Carter Beckett was one of the city councillors at the centre of the corruption scandal. A week ago, he was considered the frontrunner for the city’s upcoming mayoral race. But then her story implicated him in a variety of criminal activities ranging from cronyism to kickbacks to outright bribery, and now his political prospects were looking less and less promising.
“So we’re even now, yeah?” Virginia said. “You won’t say anything to Paulson?”
Beyond the counter, a door opened and a young man came out, heading for the elevator.
“Excuse me, Miss,” Jeanette said. “Mr. Paulson can see you now.”
But Frederica was already heading for the elevator.
Carter Beckett lived in a fancy penthouse apartment downtown, high above the rest of the city. A trust fund kid, Carter channeled his family’s money into a failed business followed by a successful political career. And then he used his government connections to enrich himself. It clearly paid off for him, judging by the apartment Frederica over which was now hovering.
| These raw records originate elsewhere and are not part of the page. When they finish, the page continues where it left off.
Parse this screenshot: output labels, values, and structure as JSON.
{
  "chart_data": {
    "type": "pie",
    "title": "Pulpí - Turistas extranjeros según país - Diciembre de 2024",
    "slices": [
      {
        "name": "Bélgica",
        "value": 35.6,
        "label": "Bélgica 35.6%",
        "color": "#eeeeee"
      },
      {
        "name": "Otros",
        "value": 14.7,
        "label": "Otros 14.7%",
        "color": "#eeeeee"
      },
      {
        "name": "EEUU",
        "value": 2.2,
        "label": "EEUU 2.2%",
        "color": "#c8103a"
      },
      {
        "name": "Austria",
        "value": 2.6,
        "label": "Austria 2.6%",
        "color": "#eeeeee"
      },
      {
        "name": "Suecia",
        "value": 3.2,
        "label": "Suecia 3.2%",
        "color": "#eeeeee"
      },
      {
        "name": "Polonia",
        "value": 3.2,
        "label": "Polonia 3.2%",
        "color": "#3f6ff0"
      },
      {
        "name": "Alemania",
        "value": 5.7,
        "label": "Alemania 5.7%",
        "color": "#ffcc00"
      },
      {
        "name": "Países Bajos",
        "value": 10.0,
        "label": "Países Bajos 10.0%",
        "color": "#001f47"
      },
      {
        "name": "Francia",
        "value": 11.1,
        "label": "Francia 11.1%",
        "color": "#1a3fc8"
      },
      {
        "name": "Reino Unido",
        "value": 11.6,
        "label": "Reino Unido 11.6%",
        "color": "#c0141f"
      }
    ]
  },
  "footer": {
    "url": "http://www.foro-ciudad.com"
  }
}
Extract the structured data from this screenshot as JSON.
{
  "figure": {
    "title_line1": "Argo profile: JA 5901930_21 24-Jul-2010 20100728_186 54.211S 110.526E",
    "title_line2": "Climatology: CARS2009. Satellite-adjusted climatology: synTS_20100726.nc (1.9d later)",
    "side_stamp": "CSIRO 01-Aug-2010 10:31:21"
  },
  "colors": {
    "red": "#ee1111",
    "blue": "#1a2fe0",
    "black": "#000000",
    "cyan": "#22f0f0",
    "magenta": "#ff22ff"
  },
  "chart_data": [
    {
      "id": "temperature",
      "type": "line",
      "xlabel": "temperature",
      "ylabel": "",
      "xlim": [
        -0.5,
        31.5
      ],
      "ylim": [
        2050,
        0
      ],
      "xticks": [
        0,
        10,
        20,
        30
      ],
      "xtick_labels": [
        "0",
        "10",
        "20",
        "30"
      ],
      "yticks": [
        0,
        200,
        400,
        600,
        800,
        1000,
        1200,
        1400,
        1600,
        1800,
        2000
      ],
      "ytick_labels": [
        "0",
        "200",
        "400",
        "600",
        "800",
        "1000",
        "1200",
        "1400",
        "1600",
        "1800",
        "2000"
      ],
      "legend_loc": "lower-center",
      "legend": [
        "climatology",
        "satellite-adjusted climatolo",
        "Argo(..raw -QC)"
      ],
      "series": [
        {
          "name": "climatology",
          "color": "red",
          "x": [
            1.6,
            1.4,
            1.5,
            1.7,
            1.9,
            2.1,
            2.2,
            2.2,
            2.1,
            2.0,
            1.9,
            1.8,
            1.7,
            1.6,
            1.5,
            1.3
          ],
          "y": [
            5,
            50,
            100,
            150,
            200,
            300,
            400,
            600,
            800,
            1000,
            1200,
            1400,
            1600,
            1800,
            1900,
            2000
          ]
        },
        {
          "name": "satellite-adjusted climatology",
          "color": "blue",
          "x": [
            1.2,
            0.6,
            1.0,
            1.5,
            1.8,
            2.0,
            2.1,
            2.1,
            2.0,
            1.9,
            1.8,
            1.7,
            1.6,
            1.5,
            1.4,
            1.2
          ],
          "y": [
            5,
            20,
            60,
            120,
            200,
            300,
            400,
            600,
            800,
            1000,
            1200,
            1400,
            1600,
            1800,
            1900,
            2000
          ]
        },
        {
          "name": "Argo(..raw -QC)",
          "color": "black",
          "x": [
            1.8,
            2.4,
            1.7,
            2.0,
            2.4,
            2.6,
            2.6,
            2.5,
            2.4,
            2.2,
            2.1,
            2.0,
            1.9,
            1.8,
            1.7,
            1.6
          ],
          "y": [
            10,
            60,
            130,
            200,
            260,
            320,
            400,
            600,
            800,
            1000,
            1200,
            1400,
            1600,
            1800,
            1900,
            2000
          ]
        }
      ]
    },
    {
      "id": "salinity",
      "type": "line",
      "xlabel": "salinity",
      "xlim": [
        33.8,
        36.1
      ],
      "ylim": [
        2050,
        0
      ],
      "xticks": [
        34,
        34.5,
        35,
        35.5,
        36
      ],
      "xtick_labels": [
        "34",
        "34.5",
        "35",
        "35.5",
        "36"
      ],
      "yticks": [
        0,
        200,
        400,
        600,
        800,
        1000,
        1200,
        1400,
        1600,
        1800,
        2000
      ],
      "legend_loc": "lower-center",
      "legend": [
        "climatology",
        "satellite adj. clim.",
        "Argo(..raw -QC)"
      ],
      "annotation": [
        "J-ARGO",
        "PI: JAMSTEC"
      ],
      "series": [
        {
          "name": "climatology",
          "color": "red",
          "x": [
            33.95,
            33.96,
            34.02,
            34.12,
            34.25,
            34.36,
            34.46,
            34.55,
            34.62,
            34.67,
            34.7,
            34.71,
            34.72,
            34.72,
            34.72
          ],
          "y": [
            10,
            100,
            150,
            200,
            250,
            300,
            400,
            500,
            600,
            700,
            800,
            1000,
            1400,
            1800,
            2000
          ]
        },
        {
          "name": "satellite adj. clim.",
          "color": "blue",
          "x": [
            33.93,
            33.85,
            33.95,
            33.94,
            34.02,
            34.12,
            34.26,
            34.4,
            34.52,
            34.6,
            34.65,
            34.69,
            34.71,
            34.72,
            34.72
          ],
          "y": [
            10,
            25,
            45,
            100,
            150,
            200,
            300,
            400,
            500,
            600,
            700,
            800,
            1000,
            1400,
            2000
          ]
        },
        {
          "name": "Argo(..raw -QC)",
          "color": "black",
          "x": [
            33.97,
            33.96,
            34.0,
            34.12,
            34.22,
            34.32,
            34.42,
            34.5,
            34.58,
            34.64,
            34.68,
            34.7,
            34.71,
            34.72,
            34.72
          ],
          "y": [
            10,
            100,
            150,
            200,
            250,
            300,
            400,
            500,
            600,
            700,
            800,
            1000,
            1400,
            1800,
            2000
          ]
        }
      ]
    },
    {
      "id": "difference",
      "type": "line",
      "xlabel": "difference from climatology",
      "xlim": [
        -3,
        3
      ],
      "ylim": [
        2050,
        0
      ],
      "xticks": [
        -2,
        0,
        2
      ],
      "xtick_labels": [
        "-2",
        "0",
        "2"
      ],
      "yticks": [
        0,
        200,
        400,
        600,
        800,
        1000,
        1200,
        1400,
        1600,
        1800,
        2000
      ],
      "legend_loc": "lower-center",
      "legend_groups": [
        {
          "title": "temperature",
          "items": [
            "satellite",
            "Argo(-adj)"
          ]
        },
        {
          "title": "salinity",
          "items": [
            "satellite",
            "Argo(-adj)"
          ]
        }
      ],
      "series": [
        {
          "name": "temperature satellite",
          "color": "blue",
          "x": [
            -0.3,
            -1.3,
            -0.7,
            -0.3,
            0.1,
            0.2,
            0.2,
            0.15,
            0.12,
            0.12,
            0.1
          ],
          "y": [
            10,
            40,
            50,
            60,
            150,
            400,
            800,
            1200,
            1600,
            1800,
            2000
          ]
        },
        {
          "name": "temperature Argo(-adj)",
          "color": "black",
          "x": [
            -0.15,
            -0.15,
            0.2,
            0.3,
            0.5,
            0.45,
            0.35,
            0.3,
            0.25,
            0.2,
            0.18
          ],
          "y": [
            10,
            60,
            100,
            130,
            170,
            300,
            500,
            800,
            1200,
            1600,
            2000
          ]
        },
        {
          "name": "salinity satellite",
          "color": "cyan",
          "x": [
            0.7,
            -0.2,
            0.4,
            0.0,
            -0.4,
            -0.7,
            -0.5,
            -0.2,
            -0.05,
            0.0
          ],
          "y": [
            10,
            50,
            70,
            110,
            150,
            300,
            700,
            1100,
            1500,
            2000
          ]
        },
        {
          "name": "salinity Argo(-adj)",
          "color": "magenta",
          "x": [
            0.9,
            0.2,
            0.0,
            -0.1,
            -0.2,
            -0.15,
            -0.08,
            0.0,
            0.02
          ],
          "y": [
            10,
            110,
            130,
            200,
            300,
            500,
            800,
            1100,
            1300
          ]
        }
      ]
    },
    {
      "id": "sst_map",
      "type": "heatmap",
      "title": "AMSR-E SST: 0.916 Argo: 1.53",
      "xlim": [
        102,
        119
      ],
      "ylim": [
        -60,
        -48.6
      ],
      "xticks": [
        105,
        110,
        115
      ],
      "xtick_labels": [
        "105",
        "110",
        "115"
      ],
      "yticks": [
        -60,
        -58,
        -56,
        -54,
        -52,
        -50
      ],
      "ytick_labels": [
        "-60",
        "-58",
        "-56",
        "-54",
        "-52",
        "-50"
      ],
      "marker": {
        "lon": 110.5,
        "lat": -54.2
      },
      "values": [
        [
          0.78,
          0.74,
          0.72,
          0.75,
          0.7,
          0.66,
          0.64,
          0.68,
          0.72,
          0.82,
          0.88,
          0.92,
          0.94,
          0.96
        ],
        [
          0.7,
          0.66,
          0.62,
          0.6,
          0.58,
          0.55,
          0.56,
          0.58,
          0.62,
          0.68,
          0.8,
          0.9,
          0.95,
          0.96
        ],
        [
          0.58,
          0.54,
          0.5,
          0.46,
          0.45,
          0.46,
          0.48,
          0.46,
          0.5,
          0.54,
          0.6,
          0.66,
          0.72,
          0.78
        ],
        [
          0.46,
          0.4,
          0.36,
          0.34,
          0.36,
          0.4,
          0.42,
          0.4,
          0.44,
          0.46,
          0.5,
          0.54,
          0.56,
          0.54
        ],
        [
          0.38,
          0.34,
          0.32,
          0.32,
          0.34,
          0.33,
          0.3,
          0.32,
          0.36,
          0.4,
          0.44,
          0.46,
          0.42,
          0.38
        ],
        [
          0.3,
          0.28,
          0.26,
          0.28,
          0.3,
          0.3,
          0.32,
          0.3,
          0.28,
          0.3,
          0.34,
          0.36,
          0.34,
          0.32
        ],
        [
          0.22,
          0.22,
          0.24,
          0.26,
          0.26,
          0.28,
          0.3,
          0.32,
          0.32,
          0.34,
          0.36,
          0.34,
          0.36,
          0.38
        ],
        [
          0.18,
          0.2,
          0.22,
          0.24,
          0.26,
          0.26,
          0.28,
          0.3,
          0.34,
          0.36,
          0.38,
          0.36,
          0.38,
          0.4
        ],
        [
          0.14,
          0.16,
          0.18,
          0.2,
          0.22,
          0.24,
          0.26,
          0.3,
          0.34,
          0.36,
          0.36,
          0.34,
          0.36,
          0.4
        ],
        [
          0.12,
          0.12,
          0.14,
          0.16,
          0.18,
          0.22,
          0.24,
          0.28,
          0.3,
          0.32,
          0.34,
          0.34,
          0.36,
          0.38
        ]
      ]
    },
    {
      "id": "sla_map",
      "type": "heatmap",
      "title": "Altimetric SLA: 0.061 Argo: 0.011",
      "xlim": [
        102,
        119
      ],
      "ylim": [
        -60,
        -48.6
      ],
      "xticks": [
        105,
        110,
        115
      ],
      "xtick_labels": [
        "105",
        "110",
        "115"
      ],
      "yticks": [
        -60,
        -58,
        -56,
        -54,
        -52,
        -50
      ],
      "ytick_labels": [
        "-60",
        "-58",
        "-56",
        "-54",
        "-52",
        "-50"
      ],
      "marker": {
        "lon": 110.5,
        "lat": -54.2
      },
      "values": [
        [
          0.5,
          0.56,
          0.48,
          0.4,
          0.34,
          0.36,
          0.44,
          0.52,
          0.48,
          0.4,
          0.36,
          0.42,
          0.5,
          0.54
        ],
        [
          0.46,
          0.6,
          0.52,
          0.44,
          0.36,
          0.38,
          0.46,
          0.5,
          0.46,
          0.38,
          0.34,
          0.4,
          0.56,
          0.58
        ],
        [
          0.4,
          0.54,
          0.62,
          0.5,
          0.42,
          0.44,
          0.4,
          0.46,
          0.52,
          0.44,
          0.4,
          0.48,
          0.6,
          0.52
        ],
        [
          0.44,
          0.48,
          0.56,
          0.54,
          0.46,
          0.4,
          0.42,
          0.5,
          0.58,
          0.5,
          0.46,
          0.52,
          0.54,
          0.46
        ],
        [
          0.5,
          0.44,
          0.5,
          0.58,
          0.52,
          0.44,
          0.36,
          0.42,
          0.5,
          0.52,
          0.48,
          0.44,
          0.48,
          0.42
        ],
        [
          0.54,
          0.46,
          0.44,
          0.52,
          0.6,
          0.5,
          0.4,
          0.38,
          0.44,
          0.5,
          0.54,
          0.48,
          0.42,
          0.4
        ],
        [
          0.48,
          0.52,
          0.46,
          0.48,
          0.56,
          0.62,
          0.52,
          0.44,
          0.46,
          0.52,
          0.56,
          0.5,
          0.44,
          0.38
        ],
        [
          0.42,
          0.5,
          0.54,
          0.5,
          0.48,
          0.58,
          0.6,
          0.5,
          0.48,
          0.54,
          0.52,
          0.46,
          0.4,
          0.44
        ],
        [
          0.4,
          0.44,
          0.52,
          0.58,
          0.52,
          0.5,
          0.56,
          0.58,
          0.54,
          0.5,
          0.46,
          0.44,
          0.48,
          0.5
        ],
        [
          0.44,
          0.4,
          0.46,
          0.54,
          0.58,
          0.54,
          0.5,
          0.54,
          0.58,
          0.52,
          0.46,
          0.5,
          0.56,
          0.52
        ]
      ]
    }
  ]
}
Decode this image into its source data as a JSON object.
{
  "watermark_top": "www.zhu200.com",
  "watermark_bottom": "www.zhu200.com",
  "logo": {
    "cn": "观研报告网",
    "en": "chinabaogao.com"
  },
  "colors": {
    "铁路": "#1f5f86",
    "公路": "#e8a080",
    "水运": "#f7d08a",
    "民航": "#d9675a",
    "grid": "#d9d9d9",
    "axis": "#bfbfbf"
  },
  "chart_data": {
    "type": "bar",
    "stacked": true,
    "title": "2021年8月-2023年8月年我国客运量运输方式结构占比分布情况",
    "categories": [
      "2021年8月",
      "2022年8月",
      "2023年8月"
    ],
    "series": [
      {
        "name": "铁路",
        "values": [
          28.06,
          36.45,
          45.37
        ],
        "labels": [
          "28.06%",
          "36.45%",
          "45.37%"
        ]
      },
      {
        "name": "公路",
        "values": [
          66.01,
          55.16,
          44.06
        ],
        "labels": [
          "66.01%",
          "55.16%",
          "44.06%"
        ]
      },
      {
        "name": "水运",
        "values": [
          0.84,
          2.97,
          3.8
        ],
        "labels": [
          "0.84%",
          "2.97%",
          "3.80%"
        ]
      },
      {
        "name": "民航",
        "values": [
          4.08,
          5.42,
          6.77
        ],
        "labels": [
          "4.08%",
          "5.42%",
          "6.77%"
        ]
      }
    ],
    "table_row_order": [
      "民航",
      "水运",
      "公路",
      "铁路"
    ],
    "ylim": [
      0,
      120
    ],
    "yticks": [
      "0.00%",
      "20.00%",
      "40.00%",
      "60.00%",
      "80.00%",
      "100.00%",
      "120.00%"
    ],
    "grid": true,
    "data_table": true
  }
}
Carter had thus far refused to step down from City Council, maintaining his innocence in the face of the charges. He must have thought he could use Virginia to pressure Frederica or her sources to retract the story, for what little good it might have done. Or maybe he just wanted to take someone else down with him.
Frederica touched down on the penthouse balcony and peered through the sliding door. She could see boxes piled up on the living room floor but no sign of any people. She phased through the door. It was a nice apartment, spacious and well lit. Her shoes tapped on the hardwood floor.
Down the hall, a shower hissed.
Frederica started poking around in the boxes, searching for anything incriminating. Mostly she just found clothes and appliances and books. He was clearly getting ready to move but it didn’t look like he was in any particularly hurry. If she had to guess, he was probably running out of money and needed to sell the place.